Our job is not to rewrite the Statement to create consistency. If that were the case, the Statement could also be consistently read as concluding that Ms. Staley was markedly limited by non-exertional limitations, but the non-exertional limitations did not prevent her from performing sedentary work. The plain fact, however, is that the Statement contradicts itself by opining in one section that Ms. Staley was capable of performing sustained sedentary work on a regular and continuous basis, but stating in another section that she is markedly limited in her “ability to complete a normal workday and workweek without interruptions from medically based symptoms.”

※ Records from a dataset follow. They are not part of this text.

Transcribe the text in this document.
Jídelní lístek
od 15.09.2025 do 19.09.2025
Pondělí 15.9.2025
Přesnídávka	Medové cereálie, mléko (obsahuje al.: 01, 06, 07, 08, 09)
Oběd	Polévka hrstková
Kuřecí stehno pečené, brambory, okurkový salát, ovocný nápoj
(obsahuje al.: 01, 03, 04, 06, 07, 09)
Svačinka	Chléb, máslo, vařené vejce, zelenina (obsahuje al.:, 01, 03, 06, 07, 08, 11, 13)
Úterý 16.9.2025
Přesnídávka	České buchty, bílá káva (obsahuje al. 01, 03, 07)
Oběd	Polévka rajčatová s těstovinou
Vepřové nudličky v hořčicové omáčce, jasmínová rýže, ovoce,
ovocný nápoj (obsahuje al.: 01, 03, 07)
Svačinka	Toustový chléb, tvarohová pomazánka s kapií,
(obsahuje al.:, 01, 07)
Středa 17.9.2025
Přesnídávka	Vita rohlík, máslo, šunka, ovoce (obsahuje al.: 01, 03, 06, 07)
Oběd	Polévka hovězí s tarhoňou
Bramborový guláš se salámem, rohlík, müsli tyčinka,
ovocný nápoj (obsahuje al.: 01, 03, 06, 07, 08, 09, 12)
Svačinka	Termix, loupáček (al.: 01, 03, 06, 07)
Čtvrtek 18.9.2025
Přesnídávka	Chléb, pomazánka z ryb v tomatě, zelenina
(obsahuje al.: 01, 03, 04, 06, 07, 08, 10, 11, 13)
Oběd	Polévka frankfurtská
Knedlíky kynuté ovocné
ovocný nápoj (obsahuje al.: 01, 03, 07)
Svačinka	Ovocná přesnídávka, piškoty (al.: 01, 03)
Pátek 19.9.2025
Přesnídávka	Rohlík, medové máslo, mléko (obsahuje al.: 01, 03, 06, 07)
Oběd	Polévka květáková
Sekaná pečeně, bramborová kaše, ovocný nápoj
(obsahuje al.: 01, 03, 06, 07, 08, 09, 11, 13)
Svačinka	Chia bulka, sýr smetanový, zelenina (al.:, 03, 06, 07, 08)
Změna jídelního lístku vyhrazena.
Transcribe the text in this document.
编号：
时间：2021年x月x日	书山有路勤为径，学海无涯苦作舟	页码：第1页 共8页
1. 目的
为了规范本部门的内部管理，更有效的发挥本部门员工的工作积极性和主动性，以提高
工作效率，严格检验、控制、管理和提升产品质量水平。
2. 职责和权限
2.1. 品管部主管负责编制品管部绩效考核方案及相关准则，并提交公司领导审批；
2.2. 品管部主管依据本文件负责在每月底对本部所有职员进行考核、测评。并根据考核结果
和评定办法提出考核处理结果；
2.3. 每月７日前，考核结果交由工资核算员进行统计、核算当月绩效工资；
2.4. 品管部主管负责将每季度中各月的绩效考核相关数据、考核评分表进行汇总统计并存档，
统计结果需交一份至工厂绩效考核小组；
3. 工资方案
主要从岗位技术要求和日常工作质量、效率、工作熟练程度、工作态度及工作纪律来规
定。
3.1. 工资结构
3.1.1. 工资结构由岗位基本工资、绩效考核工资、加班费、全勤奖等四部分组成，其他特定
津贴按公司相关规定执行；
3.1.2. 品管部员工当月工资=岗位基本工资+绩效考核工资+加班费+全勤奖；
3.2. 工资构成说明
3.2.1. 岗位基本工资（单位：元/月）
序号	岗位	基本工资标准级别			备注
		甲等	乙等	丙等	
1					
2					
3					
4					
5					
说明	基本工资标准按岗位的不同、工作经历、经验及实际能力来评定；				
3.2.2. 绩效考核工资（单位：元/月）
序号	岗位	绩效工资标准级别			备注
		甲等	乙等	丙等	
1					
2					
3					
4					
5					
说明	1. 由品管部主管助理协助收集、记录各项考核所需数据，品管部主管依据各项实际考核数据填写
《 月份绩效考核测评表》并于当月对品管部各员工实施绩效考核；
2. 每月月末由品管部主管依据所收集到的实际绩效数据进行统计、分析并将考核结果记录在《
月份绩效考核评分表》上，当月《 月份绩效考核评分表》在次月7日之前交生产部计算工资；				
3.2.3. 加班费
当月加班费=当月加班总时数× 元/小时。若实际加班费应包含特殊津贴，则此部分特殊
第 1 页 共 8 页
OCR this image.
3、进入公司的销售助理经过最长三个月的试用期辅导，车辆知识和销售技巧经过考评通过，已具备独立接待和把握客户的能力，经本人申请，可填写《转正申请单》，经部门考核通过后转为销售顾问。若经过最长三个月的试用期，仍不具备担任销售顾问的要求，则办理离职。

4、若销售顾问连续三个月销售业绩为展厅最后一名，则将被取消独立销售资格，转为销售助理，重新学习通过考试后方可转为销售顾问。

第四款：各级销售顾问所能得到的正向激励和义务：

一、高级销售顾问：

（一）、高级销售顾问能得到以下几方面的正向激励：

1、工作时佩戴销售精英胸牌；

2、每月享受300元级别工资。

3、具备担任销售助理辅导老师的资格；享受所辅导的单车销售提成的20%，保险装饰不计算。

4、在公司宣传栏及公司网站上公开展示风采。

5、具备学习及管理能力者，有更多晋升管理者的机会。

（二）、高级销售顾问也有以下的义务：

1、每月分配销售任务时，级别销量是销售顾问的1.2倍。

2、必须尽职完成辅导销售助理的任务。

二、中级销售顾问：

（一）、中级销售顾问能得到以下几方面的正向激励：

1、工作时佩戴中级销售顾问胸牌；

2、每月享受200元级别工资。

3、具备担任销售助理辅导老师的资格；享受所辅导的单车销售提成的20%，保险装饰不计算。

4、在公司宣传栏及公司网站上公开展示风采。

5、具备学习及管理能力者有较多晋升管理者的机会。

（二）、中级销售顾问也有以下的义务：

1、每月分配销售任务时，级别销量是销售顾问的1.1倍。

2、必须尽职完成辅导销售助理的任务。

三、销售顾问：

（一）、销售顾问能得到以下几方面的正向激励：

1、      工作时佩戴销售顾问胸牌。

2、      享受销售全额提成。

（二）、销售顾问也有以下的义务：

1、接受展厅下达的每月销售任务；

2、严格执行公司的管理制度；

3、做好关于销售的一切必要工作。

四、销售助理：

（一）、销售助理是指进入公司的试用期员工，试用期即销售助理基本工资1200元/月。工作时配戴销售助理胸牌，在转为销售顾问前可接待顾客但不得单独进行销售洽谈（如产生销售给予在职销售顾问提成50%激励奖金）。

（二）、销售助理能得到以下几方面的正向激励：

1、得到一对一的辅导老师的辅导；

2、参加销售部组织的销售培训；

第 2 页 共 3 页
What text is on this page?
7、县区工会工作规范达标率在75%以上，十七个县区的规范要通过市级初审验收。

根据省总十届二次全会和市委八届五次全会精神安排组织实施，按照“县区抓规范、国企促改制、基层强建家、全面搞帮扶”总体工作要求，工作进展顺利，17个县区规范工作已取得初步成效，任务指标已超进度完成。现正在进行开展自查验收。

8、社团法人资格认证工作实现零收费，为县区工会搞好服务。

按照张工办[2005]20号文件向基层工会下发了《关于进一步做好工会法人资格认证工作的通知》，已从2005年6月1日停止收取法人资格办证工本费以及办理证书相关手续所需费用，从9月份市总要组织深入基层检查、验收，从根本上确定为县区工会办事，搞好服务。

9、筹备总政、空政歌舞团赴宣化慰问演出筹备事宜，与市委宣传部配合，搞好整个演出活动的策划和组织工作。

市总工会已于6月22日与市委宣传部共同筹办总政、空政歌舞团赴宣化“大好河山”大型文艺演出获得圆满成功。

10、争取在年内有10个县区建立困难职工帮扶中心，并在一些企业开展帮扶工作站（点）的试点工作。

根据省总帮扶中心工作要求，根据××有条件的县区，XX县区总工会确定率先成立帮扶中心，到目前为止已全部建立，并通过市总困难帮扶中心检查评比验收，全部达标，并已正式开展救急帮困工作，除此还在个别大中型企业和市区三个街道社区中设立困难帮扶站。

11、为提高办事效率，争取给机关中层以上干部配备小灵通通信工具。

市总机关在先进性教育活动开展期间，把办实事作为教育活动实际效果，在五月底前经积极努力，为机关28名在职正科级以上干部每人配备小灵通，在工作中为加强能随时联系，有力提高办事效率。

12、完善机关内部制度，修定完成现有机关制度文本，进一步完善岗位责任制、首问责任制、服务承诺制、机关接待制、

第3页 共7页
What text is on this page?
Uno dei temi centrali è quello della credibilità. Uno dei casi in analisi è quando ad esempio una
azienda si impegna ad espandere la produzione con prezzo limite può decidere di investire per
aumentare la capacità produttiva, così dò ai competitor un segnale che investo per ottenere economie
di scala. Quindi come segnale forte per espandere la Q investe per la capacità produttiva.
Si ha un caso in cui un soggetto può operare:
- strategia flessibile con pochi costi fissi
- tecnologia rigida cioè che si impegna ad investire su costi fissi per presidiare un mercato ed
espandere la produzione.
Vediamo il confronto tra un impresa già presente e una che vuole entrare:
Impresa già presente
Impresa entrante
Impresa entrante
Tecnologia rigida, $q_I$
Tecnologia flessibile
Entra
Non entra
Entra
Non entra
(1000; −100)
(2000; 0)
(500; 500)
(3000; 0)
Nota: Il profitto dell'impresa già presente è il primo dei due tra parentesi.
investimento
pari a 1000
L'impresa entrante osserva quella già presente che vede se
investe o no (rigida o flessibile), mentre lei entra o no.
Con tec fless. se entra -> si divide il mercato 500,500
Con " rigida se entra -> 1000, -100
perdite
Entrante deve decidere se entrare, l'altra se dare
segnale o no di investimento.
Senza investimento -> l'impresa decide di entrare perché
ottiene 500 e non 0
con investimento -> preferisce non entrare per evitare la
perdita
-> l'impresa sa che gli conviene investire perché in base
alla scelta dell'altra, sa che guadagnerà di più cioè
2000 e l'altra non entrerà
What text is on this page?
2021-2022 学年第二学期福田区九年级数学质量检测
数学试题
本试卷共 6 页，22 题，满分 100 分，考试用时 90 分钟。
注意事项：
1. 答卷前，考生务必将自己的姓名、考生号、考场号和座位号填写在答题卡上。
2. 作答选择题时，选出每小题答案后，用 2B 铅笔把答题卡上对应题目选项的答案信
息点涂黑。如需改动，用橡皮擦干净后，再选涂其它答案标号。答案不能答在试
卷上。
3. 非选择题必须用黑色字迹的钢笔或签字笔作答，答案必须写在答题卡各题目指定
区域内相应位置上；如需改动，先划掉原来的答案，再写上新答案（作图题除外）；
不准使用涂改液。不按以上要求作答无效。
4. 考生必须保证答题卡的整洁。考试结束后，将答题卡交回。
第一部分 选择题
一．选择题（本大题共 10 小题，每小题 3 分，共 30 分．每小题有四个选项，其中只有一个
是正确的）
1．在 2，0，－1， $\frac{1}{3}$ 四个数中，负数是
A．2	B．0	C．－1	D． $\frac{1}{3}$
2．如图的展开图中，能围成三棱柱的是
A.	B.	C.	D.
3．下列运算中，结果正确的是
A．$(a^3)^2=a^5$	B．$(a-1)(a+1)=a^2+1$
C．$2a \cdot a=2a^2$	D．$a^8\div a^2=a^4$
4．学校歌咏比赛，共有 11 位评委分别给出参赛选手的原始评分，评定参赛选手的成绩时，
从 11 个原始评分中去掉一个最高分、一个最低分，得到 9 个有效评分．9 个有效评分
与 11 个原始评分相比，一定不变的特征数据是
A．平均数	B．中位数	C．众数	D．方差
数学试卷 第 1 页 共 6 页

Due to the internal inconsistency with respect to the central question of Ms. Sta-ley’s limitations, the Statement cannot provide a reasonable basis for resolving that issue, let alone support a reasonable probability that the outcome of Ms. Staley’s application would change. The Statement, therefore, is not material. The conclusory nature of the Statement, without any independent analysis showing how its conclusions relate to the medical evidence in the record, only further indicates that the Statement is immaterial. Because the Statement is immaterial, the Council did not err in declining review of this “new evidence” without explanation. Accordingly, I would affirm.